En çok hatıramda lezzetli bir hikayesini şöyle özetlemeye çalışırsam:
Bir davette 2 kelime lafladığı ahu gözlü bayanın tesiri ile yemeden içmeden ve hayattan çekilen şıpsevdi bir zamane beyfendisi, tam ince hastalığa garkolup dünyadan sıvışacakken; Ömer Seyfettin bir çare düşünüyor ve çok sevdiği arkadaşı sevda katarlarına binip ecel durağında inmesin diye, kitaplarda yazmayan bir çare geliştiriyor.
Çivi çiviyi söker tecellisi:
Tam da ocağın zemherisinin ayazında, moskof buzlarının istanbula indiği bir kış gününde arkadaşını boğazın en keskin rüzgarını alan Arnavutköy sırtlarında bir tekgöz haneye yerleştiriyor. Öylesine bir soğuk varki gecekonduda, sobanın harharları bile sadece sobayı donmaktan koruyor, o kadar.
Yakın zamana kadar Ahuuuu, ahuuuuuu diye ciyaklayan sevdalı beyfendi bile bu ayazdan etkilenmemek yada donmamak için sekiz yorgan izolasyonu ile sarınması bir yana, evdeki masa, sandalyeden başlayıp, taaki ruganlarına, taaki ceketine, taaaki ahu hanıma yazdığı mektuplara varana dek, herşeyi sobayı diri tutmak maksadıyla yakıyor.
Hayattaki en önemli nesnenin bir kibrit çöpü olabileceğini anlayana kadar.

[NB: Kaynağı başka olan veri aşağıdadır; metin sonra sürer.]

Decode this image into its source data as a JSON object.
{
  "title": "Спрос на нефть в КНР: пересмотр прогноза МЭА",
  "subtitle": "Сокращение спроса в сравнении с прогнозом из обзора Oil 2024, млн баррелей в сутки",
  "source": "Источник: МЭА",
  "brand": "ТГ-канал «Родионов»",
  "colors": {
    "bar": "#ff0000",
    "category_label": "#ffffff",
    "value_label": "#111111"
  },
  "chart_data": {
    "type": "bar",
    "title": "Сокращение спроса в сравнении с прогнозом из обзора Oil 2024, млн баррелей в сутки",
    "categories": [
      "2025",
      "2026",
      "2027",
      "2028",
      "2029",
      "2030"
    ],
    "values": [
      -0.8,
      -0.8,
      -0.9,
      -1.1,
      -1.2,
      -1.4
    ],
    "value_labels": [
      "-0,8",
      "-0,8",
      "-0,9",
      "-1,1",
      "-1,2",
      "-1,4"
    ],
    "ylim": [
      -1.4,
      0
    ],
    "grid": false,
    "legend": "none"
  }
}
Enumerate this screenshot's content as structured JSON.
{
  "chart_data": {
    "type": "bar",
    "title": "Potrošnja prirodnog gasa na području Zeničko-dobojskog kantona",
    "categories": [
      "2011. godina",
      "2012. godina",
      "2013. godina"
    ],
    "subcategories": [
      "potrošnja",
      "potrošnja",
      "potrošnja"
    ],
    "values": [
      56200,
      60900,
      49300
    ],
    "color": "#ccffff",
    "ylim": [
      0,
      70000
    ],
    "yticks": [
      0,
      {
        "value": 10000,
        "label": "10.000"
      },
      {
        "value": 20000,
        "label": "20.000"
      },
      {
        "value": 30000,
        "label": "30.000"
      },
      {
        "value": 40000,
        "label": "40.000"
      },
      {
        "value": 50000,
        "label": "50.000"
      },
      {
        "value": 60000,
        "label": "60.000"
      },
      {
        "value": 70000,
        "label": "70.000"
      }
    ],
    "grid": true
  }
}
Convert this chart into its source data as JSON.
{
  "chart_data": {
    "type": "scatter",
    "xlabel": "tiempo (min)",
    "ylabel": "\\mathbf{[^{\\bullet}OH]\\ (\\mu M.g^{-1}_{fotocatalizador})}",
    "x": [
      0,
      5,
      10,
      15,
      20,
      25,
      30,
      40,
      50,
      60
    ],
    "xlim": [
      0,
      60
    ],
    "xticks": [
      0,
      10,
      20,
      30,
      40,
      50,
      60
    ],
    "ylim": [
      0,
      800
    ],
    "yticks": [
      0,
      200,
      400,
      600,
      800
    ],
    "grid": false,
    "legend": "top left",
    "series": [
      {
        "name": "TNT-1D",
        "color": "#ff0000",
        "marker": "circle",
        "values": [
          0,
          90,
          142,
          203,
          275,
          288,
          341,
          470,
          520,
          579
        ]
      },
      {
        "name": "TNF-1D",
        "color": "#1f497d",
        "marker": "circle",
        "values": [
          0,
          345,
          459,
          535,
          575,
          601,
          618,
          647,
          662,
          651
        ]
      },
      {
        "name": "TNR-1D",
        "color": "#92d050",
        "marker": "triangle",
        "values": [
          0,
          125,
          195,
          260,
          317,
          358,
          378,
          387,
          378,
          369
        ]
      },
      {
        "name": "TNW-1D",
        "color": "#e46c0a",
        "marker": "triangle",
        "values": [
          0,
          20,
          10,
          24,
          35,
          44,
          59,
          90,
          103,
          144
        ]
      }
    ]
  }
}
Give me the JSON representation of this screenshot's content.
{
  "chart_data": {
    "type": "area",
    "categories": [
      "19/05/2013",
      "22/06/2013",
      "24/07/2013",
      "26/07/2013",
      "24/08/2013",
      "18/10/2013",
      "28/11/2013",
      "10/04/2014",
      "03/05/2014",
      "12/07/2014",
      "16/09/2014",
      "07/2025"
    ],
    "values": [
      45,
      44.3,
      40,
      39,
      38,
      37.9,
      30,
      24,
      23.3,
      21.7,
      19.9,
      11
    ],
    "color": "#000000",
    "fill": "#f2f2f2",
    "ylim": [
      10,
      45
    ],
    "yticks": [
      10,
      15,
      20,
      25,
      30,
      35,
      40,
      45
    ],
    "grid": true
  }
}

Ömer Seyfettin arkadaşını ziyarete geldiğinde, onu battaniye yorgan kilim seccade ve havluların arasından ayıklayıp ta kızarık yüzünü görebildiğinde soruyor:
Ahu hanımı görmek ister misin?
Cevap ise tam bir başarı:
Ne Ahusu, bana odun getir odunnnnnnn.